Intervention sur le rapport d’observations définitives de la Chambre Régionale des Comptes île de France – Conseil municipal du 24 mai 2018

Contexte

Dans le cadre d’une enquête nationales des juridictions financières, la Chambre Régionale des Comptes Île de France a procédé à l’examen de la gestion de la commune de Châtenay-Malabry relative à l’exercice de sa compétence scolaire et périscolaire.

Elle a rendu son rapport d’observations définitives le 13 mars, ce rapport a été présenté au conseil municipal de la ville de Châtenay-Malabry le 24 mai 2018.

Rapport d’observations définitives

 

Interventions lors de la séance du conseil

Ce rapport est très intéressant et très complet sur la gestion communale du périmètre scolaire et extra scolaire.

Plusieurs points soulevés dans ce rapport posent question.

L’utilité réelle de la caisse d’école dans son statut actuel d’établissement public local.
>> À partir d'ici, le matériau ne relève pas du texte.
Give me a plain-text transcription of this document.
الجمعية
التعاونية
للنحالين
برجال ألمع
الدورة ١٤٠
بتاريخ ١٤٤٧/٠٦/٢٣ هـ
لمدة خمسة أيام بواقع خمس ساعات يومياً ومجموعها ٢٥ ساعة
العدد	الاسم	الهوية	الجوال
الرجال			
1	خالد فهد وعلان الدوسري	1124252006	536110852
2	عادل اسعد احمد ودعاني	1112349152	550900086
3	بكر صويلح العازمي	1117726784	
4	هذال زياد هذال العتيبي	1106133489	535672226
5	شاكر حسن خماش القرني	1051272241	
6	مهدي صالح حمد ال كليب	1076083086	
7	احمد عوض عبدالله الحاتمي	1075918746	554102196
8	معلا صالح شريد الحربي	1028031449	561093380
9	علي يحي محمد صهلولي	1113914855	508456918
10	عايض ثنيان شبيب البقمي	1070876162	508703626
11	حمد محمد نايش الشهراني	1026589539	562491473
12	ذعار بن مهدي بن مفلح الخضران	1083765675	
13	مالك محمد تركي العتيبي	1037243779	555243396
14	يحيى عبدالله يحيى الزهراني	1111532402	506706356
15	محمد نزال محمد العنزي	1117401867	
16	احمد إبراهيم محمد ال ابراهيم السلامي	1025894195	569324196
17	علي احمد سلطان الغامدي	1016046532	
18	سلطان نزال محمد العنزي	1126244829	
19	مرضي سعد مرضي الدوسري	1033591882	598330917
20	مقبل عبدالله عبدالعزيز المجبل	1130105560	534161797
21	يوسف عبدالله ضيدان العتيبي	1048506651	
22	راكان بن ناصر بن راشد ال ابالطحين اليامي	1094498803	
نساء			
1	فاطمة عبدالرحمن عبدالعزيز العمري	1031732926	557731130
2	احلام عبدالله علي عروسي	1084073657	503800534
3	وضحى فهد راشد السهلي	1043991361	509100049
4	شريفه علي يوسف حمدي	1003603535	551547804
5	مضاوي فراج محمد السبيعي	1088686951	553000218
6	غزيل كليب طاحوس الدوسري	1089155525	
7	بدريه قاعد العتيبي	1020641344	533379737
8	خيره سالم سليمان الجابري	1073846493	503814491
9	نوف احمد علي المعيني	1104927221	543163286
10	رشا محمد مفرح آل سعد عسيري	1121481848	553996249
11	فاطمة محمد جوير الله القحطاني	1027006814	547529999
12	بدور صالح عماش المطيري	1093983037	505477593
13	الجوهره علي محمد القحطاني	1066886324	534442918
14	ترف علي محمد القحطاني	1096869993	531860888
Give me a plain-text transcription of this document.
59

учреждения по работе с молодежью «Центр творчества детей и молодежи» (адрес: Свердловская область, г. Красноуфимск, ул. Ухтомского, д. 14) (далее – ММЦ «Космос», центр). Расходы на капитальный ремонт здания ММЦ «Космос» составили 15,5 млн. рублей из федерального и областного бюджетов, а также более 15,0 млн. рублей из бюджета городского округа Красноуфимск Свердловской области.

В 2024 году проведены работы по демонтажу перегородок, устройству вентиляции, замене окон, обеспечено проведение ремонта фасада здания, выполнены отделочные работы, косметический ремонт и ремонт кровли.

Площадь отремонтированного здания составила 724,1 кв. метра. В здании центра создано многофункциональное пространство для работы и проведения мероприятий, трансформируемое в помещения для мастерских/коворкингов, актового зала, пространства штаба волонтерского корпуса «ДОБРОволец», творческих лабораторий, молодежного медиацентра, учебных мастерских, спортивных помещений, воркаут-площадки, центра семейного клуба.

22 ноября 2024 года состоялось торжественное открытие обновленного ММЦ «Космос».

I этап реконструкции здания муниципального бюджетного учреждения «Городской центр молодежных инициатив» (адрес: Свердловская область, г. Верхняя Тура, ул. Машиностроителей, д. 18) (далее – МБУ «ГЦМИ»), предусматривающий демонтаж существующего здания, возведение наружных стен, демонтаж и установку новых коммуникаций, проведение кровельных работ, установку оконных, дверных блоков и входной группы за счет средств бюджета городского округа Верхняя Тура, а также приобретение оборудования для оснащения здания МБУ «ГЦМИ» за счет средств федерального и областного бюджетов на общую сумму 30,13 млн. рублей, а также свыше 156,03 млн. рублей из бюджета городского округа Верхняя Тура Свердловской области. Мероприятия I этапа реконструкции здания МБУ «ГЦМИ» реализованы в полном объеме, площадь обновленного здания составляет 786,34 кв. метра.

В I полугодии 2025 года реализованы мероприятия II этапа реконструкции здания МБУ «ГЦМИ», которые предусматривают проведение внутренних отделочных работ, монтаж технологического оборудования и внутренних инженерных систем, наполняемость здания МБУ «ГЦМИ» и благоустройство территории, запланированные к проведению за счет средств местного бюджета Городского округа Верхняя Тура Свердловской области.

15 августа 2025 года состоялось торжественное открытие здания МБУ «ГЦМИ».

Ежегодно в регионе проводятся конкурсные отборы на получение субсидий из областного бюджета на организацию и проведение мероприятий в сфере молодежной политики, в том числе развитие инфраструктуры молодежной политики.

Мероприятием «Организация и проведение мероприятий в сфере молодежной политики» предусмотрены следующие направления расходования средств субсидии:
Si cette structure est maintenue comme telle, son fonctionnement doit être gérée en conformité avec son statut. ( détail en page 13).

L’analyse des coûts de construction des écoles les Mouilleboeufs et Jules Verne est détaillée, on peut s’étonner de l’écart de coût de construction de classe.. A noter que le chiffrage communiqué pour Jean Jaurès est erroné puisqu’il est annoncé à 4 M€ (page 20) alors qu’il figure à 15 M€ dans le budget primitif.

Étonnée aussi de constater que le coût moyen net d’un élève en maternelle ou élémentaire pour la ville a baissé malgré la mise en place du périscolaire.

Avec une lecture plus détaillée, nous constatons que les recettes moyennes périscolaires sont supérieures au coût moyen de fonctionnement. (page 26 et 27).

La diminution forte du personnel affectée à la restauration scolaire et des coûts d’approvisionnement alimentaires nous interpellent. Nous souhaiterons être rassurés sur la qualité des repas servis, en effet les prix des denrées alimentaires ne semblent pas avoir baissé ces 4 dernière années.

Par ailleurs, nous souhaiterons connaître l’impact du passage à 4 jours sur le personnel recruté pour la mise en place des activités périscolaires, en particulier la réaffectation de 8 postes de directeurs d’accueil périscolaire et la diminution d’heures pour les animateurs.

La mise en place du périscolaire a eu peu d’effets au niveau des populations qui étaient à l’origine la cible de la réforme : les zones d’éducation prioritaire.

Par ailleurs, nous avons été agréablement surpris que la Chambre régionale des Comptes d’île de France dans sa synthèse acte également du fait que l’intérêt des enfants n’a pas été pris en compte dans le passage à la semaine à 4 jours, confortant ainsi notre analyse.